The other sources of mortality include 57 killed by federal wildlife agents, 22 hit by vehicles, 18 killed by landowners and nine killed illegally by hunters.

The wolf population doubles each spring after pups are born then declines to an annual low by late winter.

Before the season, the DNR estimated a 10% success rate among hunters and trappers. The 117 animals killed among 892 licensees equals 13%.

Based on the experiences of state and federal wildlife personnel, trapping was expected to be the most effective method of taking wolves in Wisconsin.

Before the season the DNR reported 240 of the 1,160 people authorized to purchase a wolf license had trapping experience and likely would attempt to take a wolf through the use of either foothold traps or snares.

It’s not known at this point how much and what type of effort was expended by the 892 license buyers.

But if 240 trappers did attempt to take a wolf, they would have achieved about a 25% success rate.
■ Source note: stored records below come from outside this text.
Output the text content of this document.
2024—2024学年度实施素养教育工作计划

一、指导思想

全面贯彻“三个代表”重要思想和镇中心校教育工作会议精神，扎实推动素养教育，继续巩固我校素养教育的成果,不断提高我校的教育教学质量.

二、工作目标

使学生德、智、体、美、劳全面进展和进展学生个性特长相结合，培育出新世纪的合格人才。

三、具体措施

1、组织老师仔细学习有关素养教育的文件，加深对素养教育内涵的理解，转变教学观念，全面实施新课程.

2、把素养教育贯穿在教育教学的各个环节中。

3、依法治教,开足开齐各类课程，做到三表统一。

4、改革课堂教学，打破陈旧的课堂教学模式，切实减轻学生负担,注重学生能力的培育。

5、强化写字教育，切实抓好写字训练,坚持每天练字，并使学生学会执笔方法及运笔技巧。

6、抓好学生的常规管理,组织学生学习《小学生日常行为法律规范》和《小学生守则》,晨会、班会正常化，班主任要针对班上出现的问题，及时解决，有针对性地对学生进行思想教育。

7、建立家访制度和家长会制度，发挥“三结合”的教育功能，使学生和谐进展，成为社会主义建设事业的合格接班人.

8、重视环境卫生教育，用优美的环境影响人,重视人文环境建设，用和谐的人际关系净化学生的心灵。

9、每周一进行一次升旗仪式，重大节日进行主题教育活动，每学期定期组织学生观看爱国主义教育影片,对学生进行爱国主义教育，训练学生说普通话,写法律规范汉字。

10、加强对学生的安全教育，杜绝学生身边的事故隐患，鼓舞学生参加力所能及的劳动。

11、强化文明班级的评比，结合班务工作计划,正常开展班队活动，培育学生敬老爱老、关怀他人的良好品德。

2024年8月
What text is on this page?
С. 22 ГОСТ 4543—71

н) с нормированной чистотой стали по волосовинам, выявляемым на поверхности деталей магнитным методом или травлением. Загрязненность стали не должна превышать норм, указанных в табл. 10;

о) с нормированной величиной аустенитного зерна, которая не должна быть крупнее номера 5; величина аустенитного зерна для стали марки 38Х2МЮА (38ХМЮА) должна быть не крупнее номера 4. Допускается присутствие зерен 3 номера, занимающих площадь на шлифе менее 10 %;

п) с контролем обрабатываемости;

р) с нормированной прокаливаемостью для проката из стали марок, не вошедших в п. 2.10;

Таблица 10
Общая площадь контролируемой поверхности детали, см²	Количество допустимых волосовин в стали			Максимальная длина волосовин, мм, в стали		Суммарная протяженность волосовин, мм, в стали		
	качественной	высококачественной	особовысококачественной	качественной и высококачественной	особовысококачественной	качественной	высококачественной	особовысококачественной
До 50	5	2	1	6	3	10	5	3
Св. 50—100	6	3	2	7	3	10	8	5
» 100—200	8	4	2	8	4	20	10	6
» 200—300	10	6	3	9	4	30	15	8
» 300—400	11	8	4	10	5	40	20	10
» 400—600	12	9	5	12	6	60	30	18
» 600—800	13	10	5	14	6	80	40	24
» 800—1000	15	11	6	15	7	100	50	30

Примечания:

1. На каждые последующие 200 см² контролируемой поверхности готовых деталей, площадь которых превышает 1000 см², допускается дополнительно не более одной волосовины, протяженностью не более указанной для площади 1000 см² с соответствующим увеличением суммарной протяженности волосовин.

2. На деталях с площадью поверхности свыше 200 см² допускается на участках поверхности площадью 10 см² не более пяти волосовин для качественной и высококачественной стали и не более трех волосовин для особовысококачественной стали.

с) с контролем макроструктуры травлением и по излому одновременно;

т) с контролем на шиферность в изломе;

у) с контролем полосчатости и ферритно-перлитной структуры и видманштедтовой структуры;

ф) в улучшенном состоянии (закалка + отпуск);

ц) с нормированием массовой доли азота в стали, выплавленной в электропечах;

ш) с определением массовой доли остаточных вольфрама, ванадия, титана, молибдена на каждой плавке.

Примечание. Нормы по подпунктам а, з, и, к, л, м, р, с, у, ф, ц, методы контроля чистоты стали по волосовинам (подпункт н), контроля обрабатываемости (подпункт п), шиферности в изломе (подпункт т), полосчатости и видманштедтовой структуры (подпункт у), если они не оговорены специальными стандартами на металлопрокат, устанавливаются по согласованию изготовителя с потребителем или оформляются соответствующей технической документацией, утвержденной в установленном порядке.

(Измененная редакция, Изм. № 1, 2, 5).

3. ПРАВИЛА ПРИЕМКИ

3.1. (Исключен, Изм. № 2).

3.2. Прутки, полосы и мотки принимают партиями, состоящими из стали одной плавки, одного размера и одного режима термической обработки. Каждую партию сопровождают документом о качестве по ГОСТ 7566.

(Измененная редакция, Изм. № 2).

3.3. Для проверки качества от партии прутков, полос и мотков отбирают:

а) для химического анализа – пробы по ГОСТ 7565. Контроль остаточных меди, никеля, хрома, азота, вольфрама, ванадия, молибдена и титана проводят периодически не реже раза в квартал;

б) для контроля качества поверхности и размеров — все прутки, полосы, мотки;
The agency may consider revising its system to emulate states like Minnesota that give people chosen through a lottery until a certain date to purchase a license.

The unsold licenses in Wisconsin cost the department at least $26,800 this season.

Wydeven said the season was a learning experience.

“We’ll be evaluating all aspects of it as we move toward next season as well as making a permanent rule,” Wydeven said.

The DNR is updating its wolf management plan; public hearings will be held in the coming two years. A final version is expected in 2014.

Hearing in wolf lawsuit rescheduled: Last week’s winter storm caused a postponement in a hearing in the lawsuit regarding wolf hunting with dogs.

Judge Peter Anderson rescheduled the hearing for Jan. 4 in Dane County Circuit Court.

The lawsuit was filed by several Wisconsin animal welfare groups and individuals against the DNR and Natural Resources Board. The lawsuit claims the DNR has insufficient rules in place to prevent deadly encounters between dogs and wolves during the wolf hunting season.

Wisconsin is the only state to authorize the use of dogs to hunt wolves.

Based on earlier hearings in the case, Judge Anderson issued a temporary injunction and prevented the use of dogs to hunt wolves during the recently concluded season.

Gun deer hunt: The final Wisconsin firearm deer hunting season of 2012-’13 is open through Jan. 6 in the state’s chronic wasting disease management zones.

The same rules and regulations apply that applied in the CWD units during the November nine-day gun-deer season.